Industrietauglicher Quantencomputer in Hamburg vorgestellt
Quantencomputer sollen komplexe Berechnungen schneller als klassische Rechner erledigen. Ein erster industrietauglicher Computer dieser neuen Art ist in Hamburg gebaut worden. Er wurde am Donnerstag beim Halbleiterhersteller NXP in Lokstedt der Öffentlichkeit vorgestellt.
Es sei der erste vollständig in Deutschland entwickelte Demonstrator eines Ionenfallen-Quantencomputers, teilte das Unternehmen mit. Bundeskanzler Olaf Scholz und Bürgermeister Peter Tschentscher (beide SPD) sowie Vertreterinnen und Vertreter des Bundeswirtschaftsministeriums und des Deutschen Zentrums für Luft- und Raumfahrt (DLR) aktivierten den leistungsfähigen Rechner symbolisch per Knopfdruck.
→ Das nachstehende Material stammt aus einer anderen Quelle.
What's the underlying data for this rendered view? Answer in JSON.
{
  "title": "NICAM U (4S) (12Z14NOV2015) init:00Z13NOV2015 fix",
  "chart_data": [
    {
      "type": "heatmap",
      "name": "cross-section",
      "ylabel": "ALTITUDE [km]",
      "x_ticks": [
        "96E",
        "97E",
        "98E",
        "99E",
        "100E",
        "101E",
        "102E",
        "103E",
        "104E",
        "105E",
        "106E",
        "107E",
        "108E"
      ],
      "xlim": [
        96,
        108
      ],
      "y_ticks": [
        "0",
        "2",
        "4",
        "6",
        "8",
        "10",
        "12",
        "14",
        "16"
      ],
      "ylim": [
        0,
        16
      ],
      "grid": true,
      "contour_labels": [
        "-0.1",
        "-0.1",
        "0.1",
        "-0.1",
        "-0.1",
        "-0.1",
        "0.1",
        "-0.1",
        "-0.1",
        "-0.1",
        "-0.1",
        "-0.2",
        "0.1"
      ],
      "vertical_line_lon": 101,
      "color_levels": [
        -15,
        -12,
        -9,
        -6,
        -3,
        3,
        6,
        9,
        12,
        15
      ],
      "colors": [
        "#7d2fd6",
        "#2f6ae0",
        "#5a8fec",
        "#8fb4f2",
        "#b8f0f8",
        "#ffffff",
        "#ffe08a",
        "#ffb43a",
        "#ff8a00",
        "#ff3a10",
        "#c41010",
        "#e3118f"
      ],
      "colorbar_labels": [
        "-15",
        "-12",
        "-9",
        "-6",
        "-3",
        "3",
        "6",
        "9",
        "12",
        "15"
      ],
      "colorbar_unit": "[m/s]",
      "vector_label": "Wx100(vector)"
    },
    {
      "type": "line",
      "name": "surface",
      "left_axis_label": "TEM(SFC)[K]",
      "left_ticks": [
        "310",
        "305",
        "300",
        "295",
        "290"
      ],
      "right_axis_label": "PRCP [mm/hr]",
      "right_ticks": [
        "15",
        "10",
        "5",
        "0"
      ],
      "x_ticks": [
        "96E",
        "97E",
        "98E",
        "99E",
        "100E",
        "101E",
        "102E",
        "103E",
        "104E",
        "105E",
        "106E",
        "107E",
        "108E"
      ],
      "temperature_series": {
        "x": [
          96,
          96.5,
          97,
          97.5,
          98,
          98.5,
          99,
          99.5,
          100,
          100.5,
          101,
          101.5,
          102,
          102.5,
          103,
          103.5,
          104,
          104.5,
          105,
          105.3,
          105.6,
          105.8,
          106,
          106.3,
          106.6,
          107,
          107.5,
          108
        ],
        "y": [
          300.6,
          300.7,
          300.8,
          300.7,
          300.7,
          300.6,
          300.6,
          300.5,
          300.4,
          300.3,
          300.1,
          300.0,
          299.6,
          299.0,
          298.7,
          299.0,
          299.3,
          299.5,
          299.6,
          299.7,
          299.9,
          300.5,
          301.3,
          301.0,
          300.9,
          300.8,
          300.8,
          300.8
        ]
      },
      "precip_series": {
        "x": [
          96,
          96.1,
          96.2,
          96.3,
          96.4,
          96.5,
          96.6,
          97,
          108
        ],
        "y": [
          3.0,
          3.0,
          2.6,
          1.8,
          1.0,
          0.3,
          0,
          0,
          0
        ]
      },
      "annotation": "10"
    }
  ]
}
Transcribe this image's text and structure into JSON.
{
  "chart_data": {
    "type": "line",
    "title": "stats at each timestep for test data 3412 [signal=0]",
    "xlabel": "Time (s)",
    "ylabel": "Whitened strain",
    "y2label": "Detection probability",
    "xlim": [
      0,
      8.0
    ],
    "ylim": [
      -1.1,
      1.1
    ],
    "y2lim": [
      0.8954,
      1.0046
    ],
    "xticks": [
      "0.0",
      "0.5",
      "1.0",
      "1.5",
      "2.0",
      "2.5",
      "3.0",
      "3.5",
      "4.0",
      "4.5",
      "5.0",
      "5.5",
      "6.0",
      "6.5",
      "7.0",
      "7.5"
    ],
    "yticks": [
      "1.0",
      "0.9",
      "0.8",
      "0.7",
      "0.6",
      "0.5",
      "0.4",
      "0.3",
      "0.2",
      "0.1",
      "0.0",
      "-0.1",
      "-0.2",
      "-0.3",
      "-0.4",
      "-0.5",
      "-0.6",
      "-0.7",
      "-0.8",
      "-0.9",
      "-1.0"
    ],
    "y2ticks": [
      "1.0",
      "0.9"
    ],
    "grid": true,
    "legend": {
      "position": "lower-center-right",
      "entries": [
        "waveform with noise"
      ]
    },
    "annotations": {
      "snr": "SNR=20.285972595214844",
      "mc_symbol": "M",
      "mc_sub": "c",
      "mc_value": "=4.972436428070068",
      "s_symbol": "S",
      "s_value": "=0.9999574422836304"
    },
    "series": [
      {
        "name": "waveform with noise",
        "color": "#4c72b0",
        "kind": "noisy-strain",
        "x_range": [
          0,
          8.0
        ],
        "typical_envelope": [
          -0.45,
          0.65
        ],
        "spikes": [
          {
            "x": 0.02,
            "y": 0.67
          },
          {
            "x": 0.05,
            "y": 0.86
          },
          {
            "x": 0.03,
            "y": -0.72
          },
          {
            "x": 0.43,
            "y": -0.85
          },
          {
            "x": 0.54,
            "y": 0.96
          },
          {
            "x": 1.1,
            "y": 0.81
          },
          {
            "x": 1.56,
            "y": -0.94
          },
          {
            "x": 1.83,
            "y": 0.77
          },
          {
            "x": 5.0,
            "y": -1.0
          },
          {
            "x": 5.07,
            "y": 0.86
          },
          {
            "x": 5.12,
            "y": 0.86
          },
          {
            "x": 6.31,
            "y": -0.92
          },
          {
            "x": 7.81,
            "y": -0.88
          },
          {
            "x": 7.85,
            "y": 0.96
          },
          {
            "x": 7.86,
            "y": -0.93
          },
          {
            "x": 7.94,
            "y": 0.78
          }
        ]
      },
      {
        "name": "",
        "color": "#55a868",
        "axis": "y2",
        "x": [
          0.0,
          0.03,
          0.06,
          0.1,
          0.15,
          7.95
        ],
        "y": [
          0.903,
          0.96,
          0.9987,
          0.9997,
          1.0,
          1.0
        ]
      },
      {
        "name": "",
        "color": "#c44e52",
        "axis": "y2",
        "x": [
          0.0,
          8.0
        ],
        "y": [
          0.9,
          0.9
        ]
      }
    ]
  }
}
Außen unscheinbar, innen leistungsfähig
Gezeigt wurde der Computer am Donnerstag nicht. Er sei sehr empfindlich, hieß es. Von außen betrachtet wirke er unscheinbar, sagte der Technische Geschäftsführer von NXP, Lars Reger. Er sei etwa so groß wie zwei Waschmaschinen. Das Spannende ist drinnen und das Spannende ist auch, wer diesen Quantencomputer entwickelt. Wissenschaft und Industrie arbeiten dabei eng zusammen: das DLR mit NXP und zwei Start-ups, die für Hard- und Software-Entwicklung zuständig sind. "Wir sind so eine Art Quanten-WG", sagte Reger.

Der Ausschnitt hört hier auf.